As important as these elections are, there is one that will have truly global resonance: the election of the leader of the free world in the world’s largest economy. A New York jury found former President Donald Trump guilty of all 34 counts of falsifying business records during his hush-hush criminal trial last Thursday.

Shockwaves from the jury’s decision immediately shook shares of Trump Media & Technology Group, which fell 15% in extended trading. Trump owns about 65% of the company, a stake valued at about $5.7 billion. On Friday, the stock ended down 5%, valuing owner Truth Social at $8.7 billion. This assessment is based entirely on Trump’s brand and personal supporters.

According to the company, most of its 621,000 shareholders are retail investors. Its first filing as a public company showed first-quarter losses of $327.6 million on revenue of less than $1 million.
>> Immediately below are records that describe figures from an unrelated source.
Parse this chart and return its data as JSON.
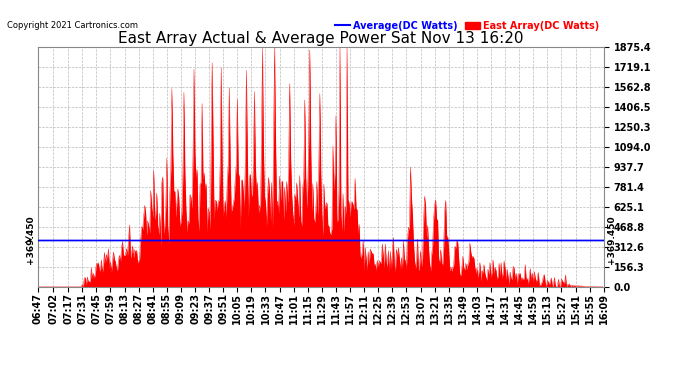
{
  "title": "East Array Actual & Average Power Sat Nov 13 16:20",
  "copyright": "Copyright 2021 Cartronics.com",
  "legend_avg": "Average(DC Watts)",
  "legend_east": "East Array(DC Watts)",
  "avg_color": "#0000ff",
  "east_color": "#ff0000",
  "avg_value": 369.45,
  "ymax": 1875.4,
  "ymin": 0.0,
  "yticks": [
    0.0,
    156.3,
    312.6,
    468.8,
    625.1,
    781.4,
    937.7,
    1094.0,
    1250.3,
    1406.5,
    1562.8,
    1719.1,
    1875.4
  ],
  "background_color": "#ffffff",
  "grid_color": "#aaaaaa",
  "title_fontsize": 11,
  "tick_fontsize": 7,
  "time_labels": [
    "06:47",
    "07:02",
    "07:17",
    "07:31",
    "07:45",
    "07:59",
    "08:13",
    "08:27",
    "08:41",
    "08:55",
    "09:09",
    "09:23",
    "09:37",
    "09:51",
    "10:05",
    "10:19",
    "10:33",
    "10:47",
    "11:01",
    "11:15",
    "11:29",
    "11:43",
    "11:57",
    "12:11",
    "12:25",
    "12:39",
    "12:53",
    "13:07",
    "13:21",
    "13:35",
    "13:49",
    "14:03",
    "14:17",
    "14:31",
    "14:45",
    "14:59",
    "15:13",
    "15:27",
    "15:41",
    "15:55",
    "16:09"
  ]
}
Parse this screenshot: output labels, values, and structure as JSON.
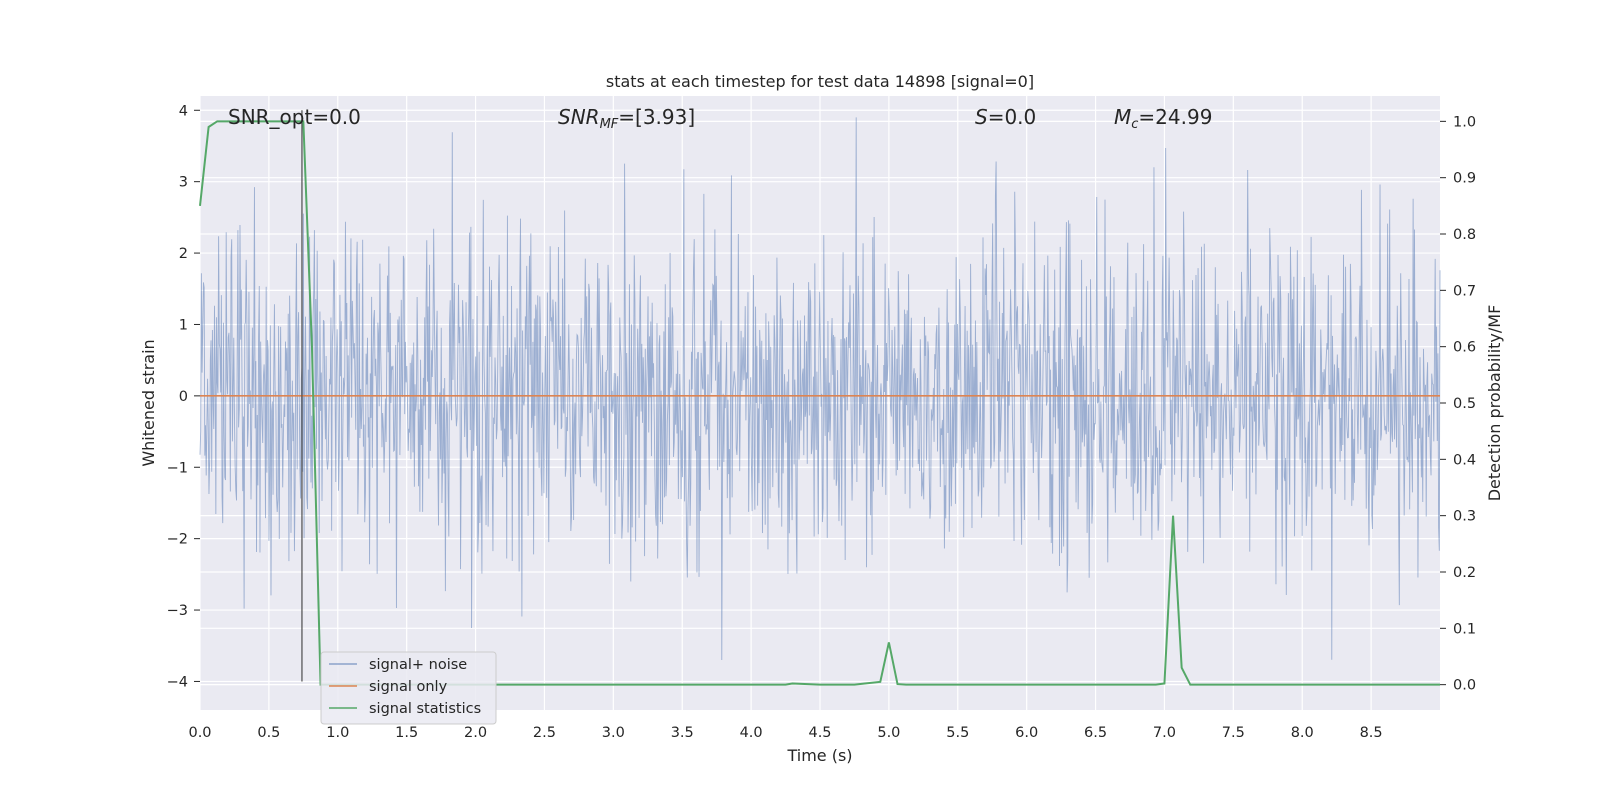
{
  "chart_data": {
    "type": "line",
    "title": "stats at each timestep for test data 14898 [signal=0]",
    "xlabel": "Time (s)",
    "ylabel": "Whitened strain",
    "y2label": "Detection probability/MF",
    "xlim": [
      0.0,
      9.0
    ],
    "ylim": [
      -4.4,
      4.2
    ],
    "y2lim": [
      -0.045,
      1.045
    ],
    "x_ticks": [
      0.0,
      0.5,
      1.0,
      1.5,
      2.0,
      2.5,
      3.0,
      3.5,
      4.0,
      4.5,
      5.0,
      5.5,
      6.0,
      6.5,
      7.0,
      7.5,
      8.0,
      8.5
    ],
    "x_tick_labels": [
      "0.0",
      "0.5",
      "1.0",
      "1.5",
      "2.0",
      "2.5",
      "3.0",
      "3.5",
      "4.0",
      "4.5",
      "5.0",
      "5.5",
      "6.0",
      "6.5",
      "7.0",
      "7.5",
      "8.0",
      "8.5"
    ],
    "y_ticks": [
      -4,
      -3,
      -2,
      -1,
      0,
      1,
      2,
      3,
      4
    ],
    "y_tick_labels": [
      "−4",
      "−3",
      "−2",
      "−1",
      "0",
      "1",
      "2",
      "3",
      "4"
    ],
    "y2_ticks": [
      0.0,
      0.1,
      0.2,
      0.3,
      0.4,
      0.5,
      0.6,
      0.7,
      0.8,
      0.9,
      1.0
    ],
    "y2_tick_labels": [
      "0.0",
      "0.1",
      "0.2",
      "0.3",
      "0.4",
      "0.5",
      "0.6",
      "0.7",
      "0.8",
      "0.9",
      "1.0"
    ],
    "grid": true,
    "legend_placement": "lower-left",
    "annotations": {
      "snr_opt": "SNR_opt=0.0",
      "snr_mf_base": "SNR",
      "snr_mf_sub": "MF",
      "snr_mf_value": "=[3.93]",
      "s_symbol": "S",
      "s_value": "=0.0",
      "mc_symbol": "M",
      "mc_sub": "c",
      "mc_value": "=24.99"
    },
    "series": [
      {
        "name": "signal+ noise",
        "color": "#4c72b0",
        "axis": "left",
        "kind": "noise",
        "t_start": 0.0,
        "t_end": 9.0,
        "samples": 1800,
        "y_min": -3.7,
        "y_max": 3.9
      },
      {
        "name": "signal only",
        "color": "#dd8452",
        "axis": "left",
        "x": [
          0.0,
          9.0
        ],
        "values": [
          0.0,
          0.0
        ]
      },
      {
        "name": "signal statistics",
        "color": "#55a868",
        "axis": "right",
        "x": [
          0.0,
          0.0625,
          0.125,
          0.1875,
          0.25,
          0.3125,
          0.375,
          0.4375,
          0.5,
          0.5625,
          0.625,
          0.6875,
          0.75,
          0.8125,
          0.875,
          0.9375,
          1.0,
          1.5,
          2.0,
          2.5,
          3.0,
          3.5,
          4.0,
          4.25,
          4.3,
          4.5,
          4.75,
          4.9375,
          5.0,
          5.0625,
          5.125,
          5.5,
          6.0,
          6.5,
          6.9375,
          7.0,
          7.0625,
          7.125,
          7.1875,
          7.5,
          8.0,
          8.5,
          9.0
        ],
        "values": [
          0.85,
          0.99,
          1.0,
          1.0,
          1.0,
          1.0,
          1.0,
          1.0,
          1.0,
          1.0,
          1.0,
          1.0,
          1.0,
          0.6,
          0.0,
          0.0,
          0.0,
          0.0,
          0.0,
          0.0,
          0.0,
          0.0,
          0.0,
          0.0,
          0.002,
          0.0,
          0.0,
          0.005,
          0.075,
          0.001,
          0.0,
          0.0,
          0.0,
          0.0,
          0.0,
          0.002,
          0.3,
          0.03,
          0.0,
          0.0,
          0.0,
          0.0,
          0.0
        ]
      }
    ],
    "marker_line": {
      "x": 0.74,
      "y_from": -4.0,
      "y_to": 4.0,
      "color": "#4d4d4d"
    }
  }
}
“It’s a meme stock that has no fundamentals,” Art Hogan, chief market strategist at B Riley Wealth, told Reuters. “The valuation of this stock has always been a question mark. It certainly doesn’t make money and is trading at an almost unfathomable level.”

Trump’s megadonors ignored the verdict. Before the decision, Blackstone CEO Steve Schwarzman told Axios he planned to vote for Trump, and hedge fund executive and billionaire Bill Ackman is also likely to support Trump, according to people familiar with the matter.

Although the verdict had little impact on the market as a whole, it made global headlines and created a buzz on social media. After all, Trump’s legal troubles won’t stop him from running for president, and if his first term is any indication, world leaders will be wary.

His presidency was marked by a trade war with China, a destabilization of the Turkish lira and tweets warning OPEC against “rising oil prices”. His statements have often moved the markets.

As earnings season draws to a close, attention will shift Friday to May’s nonfarm payrolls report, which will shed light on the health of the labor market and economy.

But strategists anticipate increased market volatility in the coming months as the 2024 election approaches, which could become a significant market driver. “Without a near-term catalyst, stocks will continue to fluctuate,” Christopher Harvey, an equity analyst at Wells Fargo, wrote in a Friday note. “Politics remains a wild card.”

CNBC’s Ruxandra Iordache, Natasha Turak, Brian Schwartz, Alex Harring, Sarah Min, Rebecca Picciotto and Annika Kim Constantino contributed to this report.